Noite de farinhada começava cedo. Bastava anoitecer e chegava um monte de gente. Era criança, adolescente, adulto e idoso, geralmente da mesma família. Meu avô tinha uma casa de farinha no Córrego do Urubu desde muito antes de eu nascer, porque eu sou filha do filho mais novo.
Eu lembro do cheiro das sacas de farinha na velha sala de piso de tijolo branco. Ficavam perto da porta de duas bandas lateral, que era por onde a gente passava pra ver o movimento do povo trabalhando.
No chão, as meninas e moças mais novas, descascando, muito habilidosas, as manivas, que era outro nome da mandioca. Tinha de todo o tamanho, e as facas eram muito afiadas.
Eu lembro que até tentei descascar junto, quando eu tinha uns dez anos, mas nunca tive muito jeito com isso. É tanto que até hoje eu tenho um descascador em casa para os legumes. Se eu descascar com a faca, o serviço fica muito mal feito.
Junto com as mandiocas branquinhas, tinha música, fofoca e paquera.
Os serviços mais pesados ficavam para os homens, como mexer a farinha no forno ou espremer a massa. Acompanhei o tempo que tinha uma grande roda para os serviços, porque era tudo manual, não tinha mecanização de nada. Depois, meu avô ganhou um motor dos filhos e ficou mais fácil.
Com muito trabalho, eles viravam a noite e, dizem, muitas casamentos e namoros saíram dessas farinhadas. A casa de farinha era um ponto de luz no meio da escuridão. Lugar pra namorar escondido ali por perto não faltava.
O físico dos homens que faziam o serviço braçal era de se admirar. Não tinham barriga, os braços fortes. E nem existia academia por lá naquele tempo. Fora a morenice natural do sol. Era bonito de se ver.

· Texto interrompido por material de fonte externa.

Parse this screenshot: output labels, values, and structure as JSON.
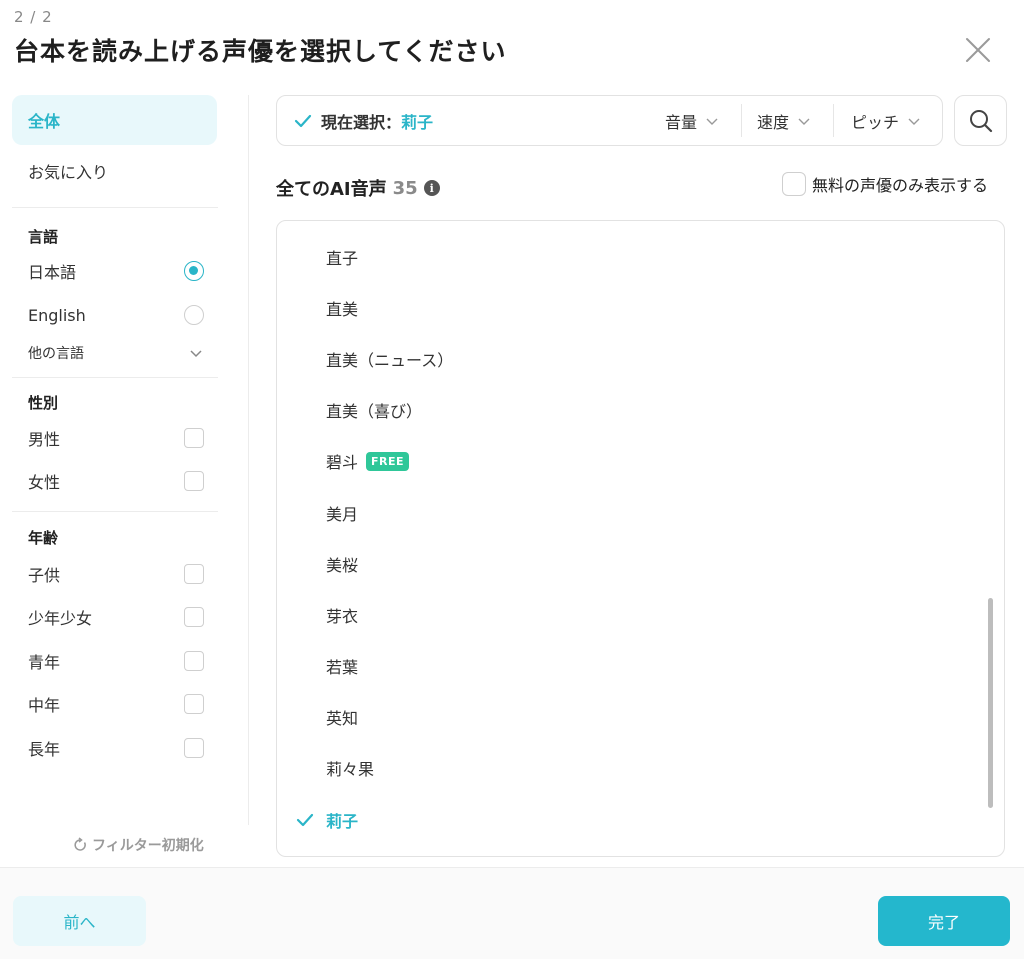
{
  "header": {
    "step": "2 / 2",
    "title": "台本を読み上げる声優を選択してください"
  },
  "sidebar": {
    "nav": [
      {
        "label": "全体",
        "active": true
      },
      {
        "label": "お気に入り",
        "active": false
      }
    ],
    "language": {
      "heading": "言語",
      "options": [
        {
          "label": "日本語",
          "selected": true
        },
        {
          "label": "English",
          "selected": false
        }
      ],
      "more_label": "他の言語"
    },
    "gender": {
      "heading": "性別",
      "options": [
        "男性",
        "女性"
      ]
    },
    "age": {
      "heading": "年齢",
      "options": [
        "子供",
        "少年少女",
        "青年",
        "中年",
        "長年"
      ]
    },
    "reset_label": "フィルター初期化"
  },
  "selection_bar": {
    "label": "現在選択：",
    "value": "莉子",
    "dropdowns": [
      "音量",
      "速度",
      "ピッチ"
    ]
  },
  "list": {
    "heading": "全てのAI音声",
    "count": "35",
    "free_filter_label": "無料の声優のみ表示する",
    "voices": [
      {
        "name": "直子",
        "free": false,
        "selected": false
      },
      {
        "name": "直美",
        "free": false,
        "selected": false
      },
      {
        "name": "直美（ニュース）",
        "free": false,
        "selected": false
      },
      {
        "name": "直美（喜び）",
        "free": false,
        "selected": false
      },
      {
        "name": "碧斗",
        "free": true,
        "selected": false
      },
      {
        "name": "美月",
        "free": false,
        "selected": false
      },
      {
        "name": "美桜",
        "free": false,
        "selected": false
      },
      {
        "name": "芽衣",
        "free": false,
        "selected": false
      },
      {
        "name": "若葉",
        "free": false,
        "selected": false
      },
      {
        "name": "英知",
        "free": false,
        "selected": false
      },
      {
        "name": "莉々果",
        "free": false,
        "selected": false
      },
      {
        "name": "莉子",
        "free": false,
        "selected": true
      }
    ],
    "free_badge": "FREE"
  },
  "footer": {
    "prev_label": "前へ",
    "done_label": "完了"
  },
  "colors": {
    "accent": "#2ab5c8",
    "free_badge": "#2fc799",
    "primary_button": "#24b7cd"
  },
  "icons": [
    "close-icon",
    "check-icon",
    "chevron-down-icon",
    "search-icon",
    "info-icon",
    "reset-icon"
  ]
}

Uma das minhas tias perdeu um dedo no caititu, que era o triturador da mandioca. Por isso, eu morria de medo de acontecer o mesmo outra vez.
Se a farinhada começasse de noite, tudo acabava por volta das 3 da tarde do outro dia.

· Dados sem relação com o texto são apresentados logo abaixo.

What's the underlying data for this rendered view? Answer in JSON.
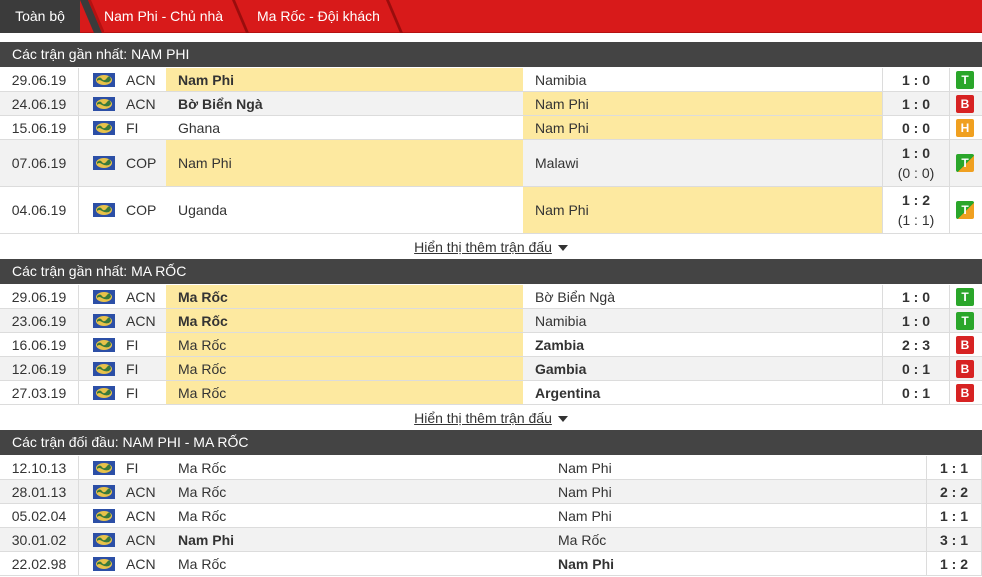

Além da farinha d’água e da goma, tinha tapioca com coco, que o povo chamava beiju e o biscoito, que era crocante, a minha comida preferida da farinhada. Com uma manteiguinha por cima e um café ficava bom demais.
Após a morte da minha avó, houve um tempo em que a minha tia, que assumiu a casa para cuidar do meu avô, recebia os turistas que iam para Jeri. Mostrava a casa quase intacta desde os tempos da infância dela. Os potes de água, o feijão, os urus e os baús nas camarinhas, os tucuns nos armadores.
Depois que meu avô faleceu, a casa de farinha foi desativada. A gente ainda armou umas redes em um Réveillon por lá. Quando a casa foi vendida, preferiram derrubar.
Como eu vi uma farinhada de perto, quando eu soube do novo sabor de sorvete criado por um homem quilombola em um festival de gastronomia, fiquei super curiosa para provar. Será se ele vai me lembrar essas noites na casa do meu avô? Vou pagar pra ver.